Tuesday, December 23, 2008

Emory ousts Nemeroff

Emory University said it removed Charles Nemeroff as chairman of the university’s psychiatry and behavioral sciences department after finding he failed to disclose more than $800,000 in payments from GlaxoSmithKline as required by university conflict of interest rules.

Nemeroff, department chair for 17 years, will remain a professor and must follow new restrictions on outside activities, the Atlanta university said in a statement posted on the Web site of the U.S. Senate Finance Committee.

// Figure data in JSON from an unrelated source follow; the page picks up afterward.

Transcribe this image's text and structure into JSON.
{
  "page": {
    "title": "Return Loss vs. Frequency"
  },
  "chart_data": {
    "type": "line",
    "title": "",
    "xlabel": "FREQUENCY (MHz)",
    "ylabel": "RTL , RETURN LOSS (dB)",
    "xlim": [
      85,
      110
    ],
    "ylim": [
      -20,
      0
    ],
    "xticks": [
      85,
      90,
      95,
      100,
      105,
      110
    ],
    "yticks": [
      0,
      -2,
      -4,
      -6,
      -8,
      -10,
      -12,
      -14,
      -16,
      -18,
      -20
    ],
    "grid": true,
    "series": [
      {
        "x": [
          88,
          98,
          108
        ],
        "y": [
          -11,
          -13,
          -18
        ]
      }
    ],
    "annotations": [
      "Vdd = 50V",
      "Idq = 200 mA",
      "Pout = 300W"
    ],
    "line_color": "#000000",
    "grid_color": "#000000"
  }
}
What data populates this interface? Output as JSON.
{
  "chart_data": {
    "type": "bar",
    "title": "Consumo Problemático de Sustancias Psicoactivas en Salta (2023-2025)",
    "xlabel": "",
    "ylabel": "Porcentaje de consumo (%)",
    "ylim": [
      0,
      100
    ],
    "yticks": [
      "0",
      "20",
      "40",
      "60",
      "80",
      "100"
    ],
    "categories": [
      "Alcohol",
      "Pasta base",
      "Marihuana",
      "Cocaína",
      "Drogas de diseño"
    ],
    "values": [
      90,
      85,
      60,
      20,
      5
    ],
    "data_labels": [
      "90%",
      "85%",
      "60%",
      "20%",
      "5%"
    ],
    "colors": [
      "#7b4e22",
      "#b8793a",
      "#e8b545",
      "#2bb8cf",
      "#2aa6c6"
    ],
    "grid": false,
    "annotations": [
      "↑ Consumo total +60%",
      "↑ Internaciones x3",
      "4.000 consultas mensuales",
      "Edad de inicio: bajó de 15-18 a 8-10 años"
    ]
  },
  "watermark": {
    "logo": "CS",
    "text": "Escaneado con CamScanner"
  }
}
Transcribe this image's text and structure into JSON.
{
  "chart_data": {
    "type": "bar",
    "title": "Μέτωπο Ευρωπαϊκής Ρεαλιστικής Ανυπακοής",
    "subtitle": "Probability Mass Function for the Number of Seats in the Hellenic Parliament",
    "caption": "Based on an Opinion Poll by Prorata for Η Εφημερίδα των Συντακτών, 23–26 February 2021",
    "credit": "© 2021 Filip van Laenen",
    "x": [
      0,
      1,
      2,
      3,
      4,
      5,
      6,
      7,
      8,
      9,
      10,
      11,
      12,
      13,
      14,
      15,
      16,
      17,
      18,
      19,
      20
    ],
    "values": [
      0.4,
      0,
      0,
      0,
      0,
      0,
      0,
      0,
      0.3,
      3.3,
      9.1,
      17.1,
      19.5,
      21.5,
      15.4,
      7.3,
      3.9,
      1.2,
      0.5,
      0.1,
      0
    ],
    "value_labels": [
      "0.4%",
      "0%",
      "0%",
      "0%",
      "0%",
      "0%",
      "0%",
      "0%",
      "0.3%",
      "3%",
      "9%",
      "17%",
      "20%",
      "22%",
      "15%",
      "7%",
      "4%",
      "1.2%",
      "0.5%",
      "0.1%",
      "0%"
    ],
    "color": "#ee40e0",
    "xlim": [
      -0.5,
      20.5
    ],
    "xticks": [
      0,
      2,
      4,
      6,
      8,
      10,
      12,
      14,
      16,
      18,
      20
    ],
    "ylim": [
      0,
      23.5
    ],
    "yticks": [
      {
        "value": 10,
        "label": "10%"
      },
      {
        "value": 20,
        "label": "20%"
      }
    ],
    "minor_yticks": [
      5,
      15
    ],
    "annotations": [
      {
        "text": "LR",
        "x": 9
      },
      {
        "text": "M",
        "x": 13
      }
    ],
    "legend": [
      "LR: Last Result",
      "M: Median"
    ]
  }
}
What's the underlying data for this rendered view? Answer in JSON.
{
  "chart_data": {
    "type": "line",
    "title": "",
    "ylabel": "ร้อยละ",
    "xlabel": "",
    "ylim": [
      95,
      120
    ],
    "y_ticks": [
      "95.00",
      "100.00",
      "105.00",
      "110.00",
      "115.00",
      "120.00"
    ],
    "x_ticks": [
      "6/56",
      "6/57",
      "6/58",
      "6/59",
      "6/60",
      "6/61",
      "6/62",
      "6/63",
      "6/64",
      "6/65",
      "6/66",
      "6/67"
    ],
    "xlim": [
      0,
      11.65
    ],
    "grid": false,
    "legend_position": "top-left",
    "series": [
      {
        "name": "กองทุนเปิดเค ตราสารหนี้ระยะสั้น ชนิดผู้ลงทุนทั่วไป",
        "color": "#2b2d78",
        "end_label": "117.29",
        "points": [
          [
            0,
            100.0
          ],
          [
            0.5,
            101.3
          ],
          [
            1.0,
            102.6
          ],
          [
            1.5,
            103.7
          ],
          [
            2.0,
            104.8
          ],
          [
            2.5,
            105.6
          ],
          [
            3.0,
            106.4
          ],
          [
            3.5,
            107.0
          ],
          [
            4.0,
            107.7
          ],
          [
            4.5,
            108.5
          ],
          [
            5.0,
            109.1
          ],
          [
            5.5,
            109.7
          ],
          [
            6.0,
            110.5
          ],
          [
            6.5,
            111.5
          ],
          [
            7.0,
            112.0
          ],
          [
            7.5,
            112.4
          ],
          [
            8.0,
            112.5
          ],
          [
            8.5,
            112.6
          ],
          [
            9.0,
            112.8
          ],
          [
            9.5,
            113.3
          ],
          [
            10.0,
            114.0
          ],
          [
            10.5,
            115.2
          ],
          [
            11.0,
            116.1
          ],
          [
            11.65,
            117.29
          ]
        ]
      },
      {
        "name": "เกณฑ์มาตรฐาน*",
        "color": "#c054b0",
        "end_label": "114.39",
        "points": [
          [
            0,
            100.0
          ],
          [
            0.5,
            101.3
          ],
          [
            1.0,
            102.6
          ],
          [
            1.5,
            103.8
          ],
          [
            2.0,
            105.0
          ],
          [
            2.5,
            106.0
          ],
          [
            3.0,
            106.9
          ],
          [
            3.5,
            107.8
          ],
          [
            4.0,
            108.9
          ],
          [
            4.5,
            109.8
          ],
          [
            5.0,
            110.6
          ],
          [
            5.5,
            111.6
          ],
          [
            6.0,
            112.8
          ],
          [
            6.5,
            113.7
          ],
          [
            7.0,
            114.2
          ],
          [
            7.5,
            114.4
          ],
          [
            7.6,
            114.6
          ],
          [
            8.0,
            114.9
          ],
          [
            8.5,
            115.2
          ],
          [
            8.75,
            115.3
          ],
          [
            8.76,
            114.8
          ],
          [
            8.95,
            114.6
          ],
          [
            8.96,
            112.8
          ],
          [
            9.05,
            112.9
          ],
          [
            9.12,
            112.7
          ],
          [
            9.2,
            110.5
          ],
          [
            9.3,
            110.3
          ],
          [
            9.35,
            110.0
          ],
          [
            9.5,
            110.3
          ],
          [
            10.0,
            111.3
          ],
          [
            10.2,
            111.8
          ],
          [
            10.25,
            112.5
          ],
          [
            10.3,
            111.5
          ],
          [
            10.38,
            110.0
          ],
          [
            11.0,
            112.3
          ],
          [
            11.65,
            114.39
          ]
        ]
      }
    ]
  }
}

The committee’s ranking Republican, U.S. Sen. Charles Grassley of Iowa, has faulted Nemeroff and researchers at universities such as Harvard and Stanford for failing to disclose payments from drug- and medical device-makers. His criticisms led the U.S. National Institutes of Health in October to suspend a $9.3 million psychiatric-research grant to Emory on a study led by Nemeroff.

“As a department chair, particularly one who has been under heightened scrutiny, Dr. Nemeroff should have reported the payments,” Thomas J. Lawley, dean of the university’s medical school, said in the statement. “We hold our department chairs to high standards at Emory because they are institutional representatives as well as professional role models.”

Emory found Nemeroff was paid $800,000 from Glaxo for more than 250 speeches from January 2000 to January 2006. The university said it focused on Nemeroff’s payments from Glaxo rather than other drugmakers because “it was the largest single payer” and cooperated with the university by providing complete records of the financial transactions.